Despite the reduction in payrolls, the unemployment rate was steady at 5.5%.

US companies have been reluctant to add staff amid higher oil and food prices, and slowing economic growth.

Gary Thayer of Wachovia Securities said that the payroll figures showed that the labour market was still very soft.

"We're not seeing dramatic job cuts, but clearly companies are trying to hold the line on costs," he said.

"It suggests that it's still a rough economy."

The US economy has shed jobs at an average rate of 73,000 a month, marking a total of 438,000 job losses so far this year.

Some economists are already predicting the unemployment rate will climb to 6% or higher in early 2009.

'Hard landing'

The majority of job losses in June came in the construction, financial services and manufacturing areas though retailers also shaved staff numbers.

These losses overshadowed the gains seen by the health service, education and leisure and hospitality and government sectors.

Consumer spending accounts for two-thirds of US economic activity and companies are worried that consumers are continuing to tighten their belts amid spiralling food costs and fuel costs.

On Thursday, the price of oil powered to a new record, hitting a fresh peak of $146.34 a barrel.

Many analysts are predicting that these factors will continue to dampen consumer demand and have a negative impact corporate profits.
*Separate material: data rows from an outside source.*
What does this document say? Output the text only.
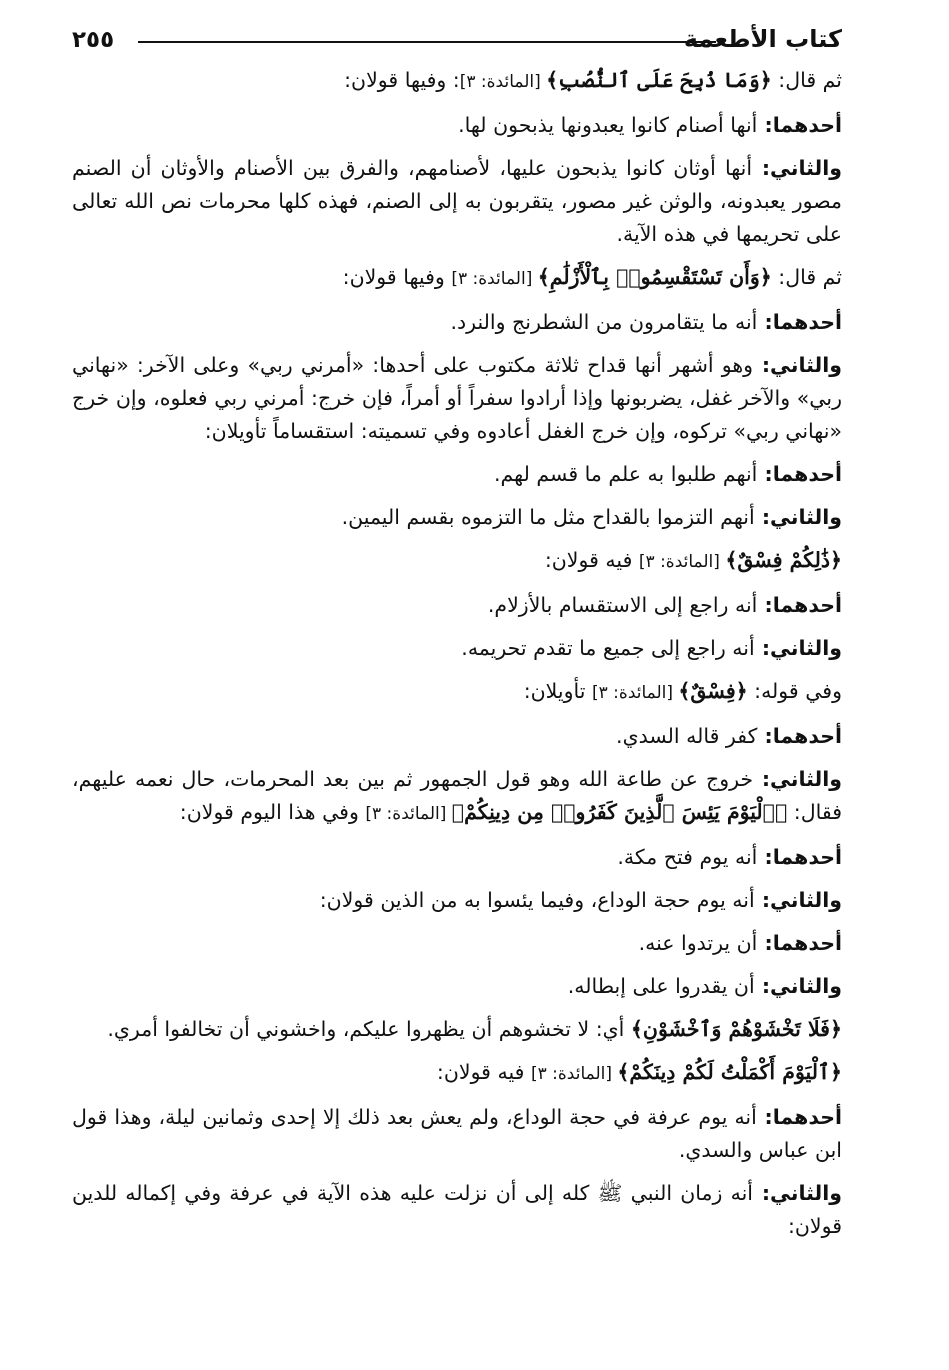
كتاب الأطعمة
٢٥٥

ثم قال: ﴿وَمَا ذُبِحَ عَلَى ٱلنُّصُبِ﴾ [المائدة: ٣]: وفيها قولان:

أحدهما: أنها أصنام كانوا يعبدونها يذبحون لها.

والثاني: أنها أوثان كانوا يذبحون عليها، لأصنامهم، والفرق بين الأصنام والأوثان أن الصنم مصور يعبدونه، والوثن غير مصور، يتقربون به إلى الصنم، فهذه كلها محرمات نص الله تعالى على تحريمها في هذه الآية.

ثم قال: ﴿وَأَن تَسْتَقْسِمُوا۟ بِٱلْأَزْلَٰمِ﴾ [المائدة: ٣] وفيها قولان:

أحدهما: أنه ما يتقامرون من الشطرنج والنرد.

والثاني: وهو أشهر أنها قداح ثلاثة مكتوب على أحدها: «أمرني ربي» وعلى الآخر: «نهاني ربي» والآخر غفل، يضربونها وإذا أرادوا سفراً أو أمراً، فإن خرج: أمرني ربي فعلوه، وإن خرج «نهاني ربي» تركوه، وإن خرج الغفل أعادوه وفي تسميته: استقساماً تأويلان:

أحدهما: أنهم طلبوا به علم ما قسم لهم.

والثاني: أنهم التزموا بالقداح مثل ما التزموه بقسم اليمين.

﴿ذَٰلِكُمْ فِسْقٌ﴾ [المائدة: ٣] فيه قولان:

أحدهما: أنه راجع إلى الاستقسام بالأزلام.

والثاني: أنه راجع إلى جميع ما تقدم تحريمه.

وفي قوله: ﴿فِسْقٌ﴾ [المائدة: ٣] تأويلان:

أحدهما: كفر قاله السدي.

والثاني: خروج عن طاعة الله وهو قول الجمهور ثم بين بعد المحرمات، حال نعمه عليهم، فقال: ﴿ٱلْيَوْمَ يَئِسَ ٱلَّذِينَ كَفَرُوا۟ مِن دِينِكُمْ﴾ [المائدة: ٣] وفي هذا اليوم قولان:

أحدهما: أنه يوم فتح مكة.

والثاني: أنه يوم حجة الوداع، وفيما يئسوا به من الذين قولان:

أحدهما: أن يرتدوا عنه.

والثاني: أن يقدروا على إبطاله.

﴿فَلَا تَخْشَوْهُمْ وَٱخْشَوْنِ﴾ أي: لا تخشوهم أن يظهروا عليكم، واخشوني أن تخالفوا أمري.

﴿ٱلْيَوْمَ أَكْمَلْتُ لَكُمْ دِينَكُمْ﴾ [المائدة: ٣] فيه قولان:

أحدهما: أنه يوم عرفة في حجة الوداع، ولم يعش بعد ذلك إلا إحدى وثمانين ليلة، وهذا قول ابن عباس والسدي.

والثاني: أنه زمان النبي ﷺ كله إلى أن نزلت عليه هذه الآية في عرفة وفي إكماله للدين قولان:
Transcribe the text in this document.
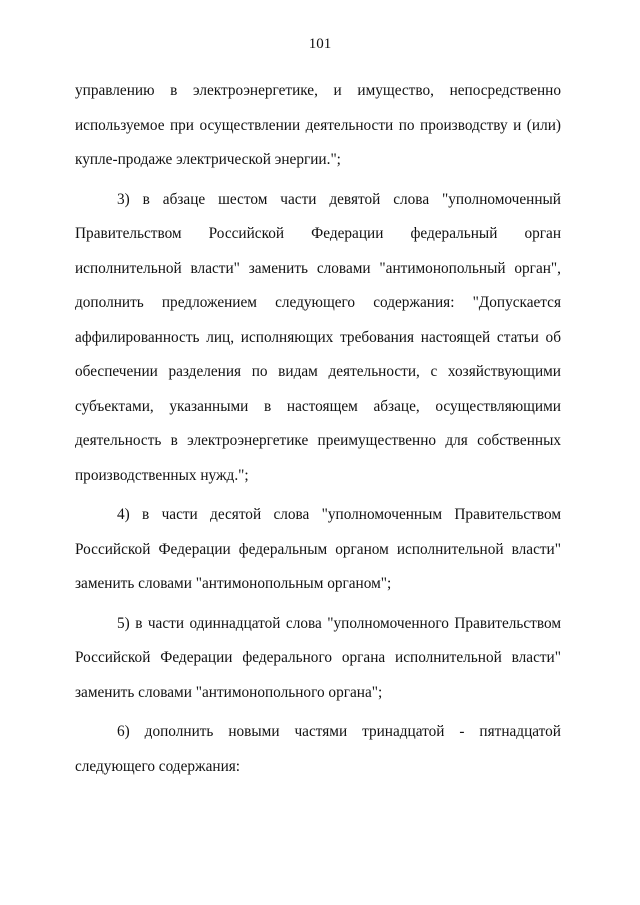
101
управлению в электроэнергетике, и имущество, непосредственно
используемое при осуществлении деятельности по производству и (или)
купле-продаже электрической энергии.";
3) в абзаце шестом части девятой слова "уполномоченный
Правительством Российской Федерации федеральный орган
исполнительной власти" заменить словами "антимонопольный орган",
дополнить предложением следующего содержания: "Допускается
аффилированность лиц, исполняющих требования настоящей статьи об
обеспечении разделения по видам деятельности, с хозяйствующими
субъектами, указанными в настоящем абзаце, осуществляющими
деятельность в электроэнергетике преимущественно для собственных
производственных нужд.";
4) в части десятой слова "уполномоченным Правительством
Российской Федерации федеральным органом исполнительной власти"
заменить словами "антимонопольным органом";
5) в части одиннадцатой слова "уполномоченного Правительством
Российской Федерации федерального органа исполнительной власти"
заменить словами "антимонопольного органа";
6) дополнить новыми частями тринадцатой - пятнадцатой
следующего содержания:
At the same time, there is growing evidence that US firms are seeing a decline in demand for their services and goods.

On Wednesday, figures showed that factory orders climbed by the smallest amount for three months during May.

According to the Commerce Department, factory orders rose 0.6% in May, less than half the increase seen in April and March.

Without the support of transportation orders, which rose 2.5% on the back of rising orders for aircraft, the fall in orders would have been more dramatic. Excluding transportation orders, factory orders rose by 0.4%.

"The economy is at risk of a hard landing," said Brian Bethune of Global Insight.